Central States claims it is also entitled to recover interest, liquidated damages, attorney's fees, and costs from Blue Sky. 29 U.S.C. §§ 1132(g)(2), 1451(b). Blue Sky does not raise any objection to this request, and the court will grant this relief. However, the court also believes that a sanction against Blue Sky's attorneys may be appropriate in this case. Blue Sky has failed to identify any non-frivolous argument for denying summary judgment.*fn6 Blue Sky's attorneys should have recognized long ago that ERISA requires interim payments to be made while arbitration is pending unless Central States were shown to have no colorable claim to payments. That is the law of this circuit. Cent. States, Se. & Sw. Areas Pension Fund v. Bomar Nat'l, Inc., 253 F.3d 1011, 1015-16 (7th Cir. 2001). And Blue Sky's attorneys have not identified any countervailing authority, nor suggested any good-faith argument for changing the law. Under 28 U.S.C. § 1927, the court has authority to sanction an attorney:
Any attorney or other person admitted to conduct cases in any court of the United States or any Territory thereof who so multiplies the proceedings in any case unreasonably and vexatiously may be required by the court to satisfy personally the excess costs, expenses, and attorneys' fees reasonably incurred because of such conduct.
The court also has inherent authority to impose an appropriate sanction. See Chambers v. NASCO, Inc., 501 U.S. 32, 46-47 (1991). The complaint in this case was filed on April 9, 2010. The parties have been litigating the dispute now for nearly a year. The attorneys for Blue Sky have not identified any reasonable basis for continuing the litigation. Within 28 days, the attorneys may file a brief, no more than ten pages, explaining why they should not be personally responsible for paying Central States' attorney's fees and costs.

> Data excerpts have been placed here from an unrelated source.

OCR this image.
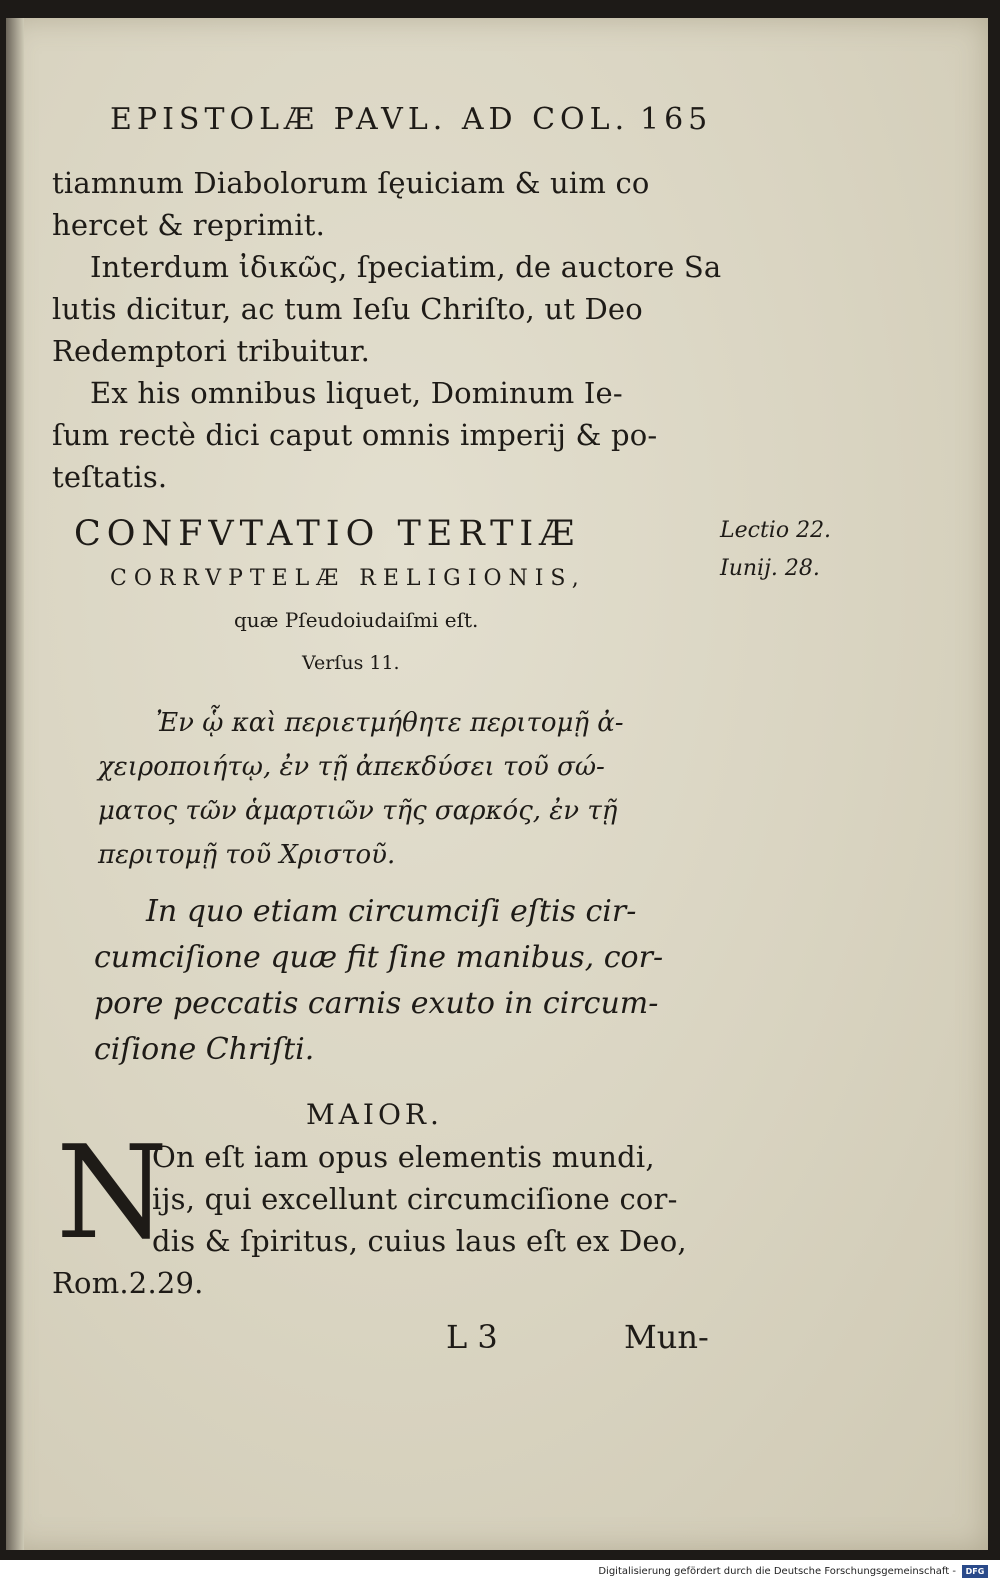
EPISTOLÆ PAVL. AD COL. 165
tiamnum Diabolorum ſęuiciam & uim co
hercet & reprimit.
Interdum ἰδικῶς, ſpeciatim, de auctore Sa
lutis dicitur, ac tum Ieſu Chriſto, ut Deo
Redemptori tribuitur.
Ex his omnibus liquet, Dominum Ie-
ſum rectè dici caput omnis imperij & po-
teſtatis.
CONFVTATIO TERTIÆ
CORRVPTELÆ RELIGIONIS,
quæ Pſeudoiudaiſmi eſt.
Verſus 11.
Lectio 22.
Iunij. 28.
Ἐν ᾧ καὶ περιετμήθητε περιτομῇ ἀ-
χειροποιήτῳ, ἐν τῇ ἀπεκδύσει τοῦ σώ-
ματος τῶν ἁμαρτιῶν τῆς σαρκός, ἐν τῇ
περιτομῇ τοῦ Χριστοῦ.
In quo etiam circumciſi eſtis cir-
cumciſione quæ fit ſine manibus, cor-
pore peccatis carnis exuto in circum-
ciſione Chriſti.
MAIOR.
N
On eſt iam opus elementis mundi,
ijs, qui excellunt circumciſione cor-
dis & ſpiritus, cuius laus eſt ex Deo,
Rom.2.29.
L 3	Mun-
Digitalisierung gefördert durch die Deutsche Forschungsgemeinschaft -	DFG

Central States' motion is granted. Blue Sky's motions for summary judgment and to amend are denied. Summary judgment is granted for plaintiffs on Central States' claim for interim withdrawal payments and Blue Sky's counterclaims. Blue Sky must make all future interim payments as scheduled, including interest. Central States will have fourteen days from the date of the entry of this order to establish the amount of interest, fees, and costs by affidavit. Blue Sky's attorneys may file a brief within 28 days explaining why they should not be sanctioned for unreasonably multiplying this litigation.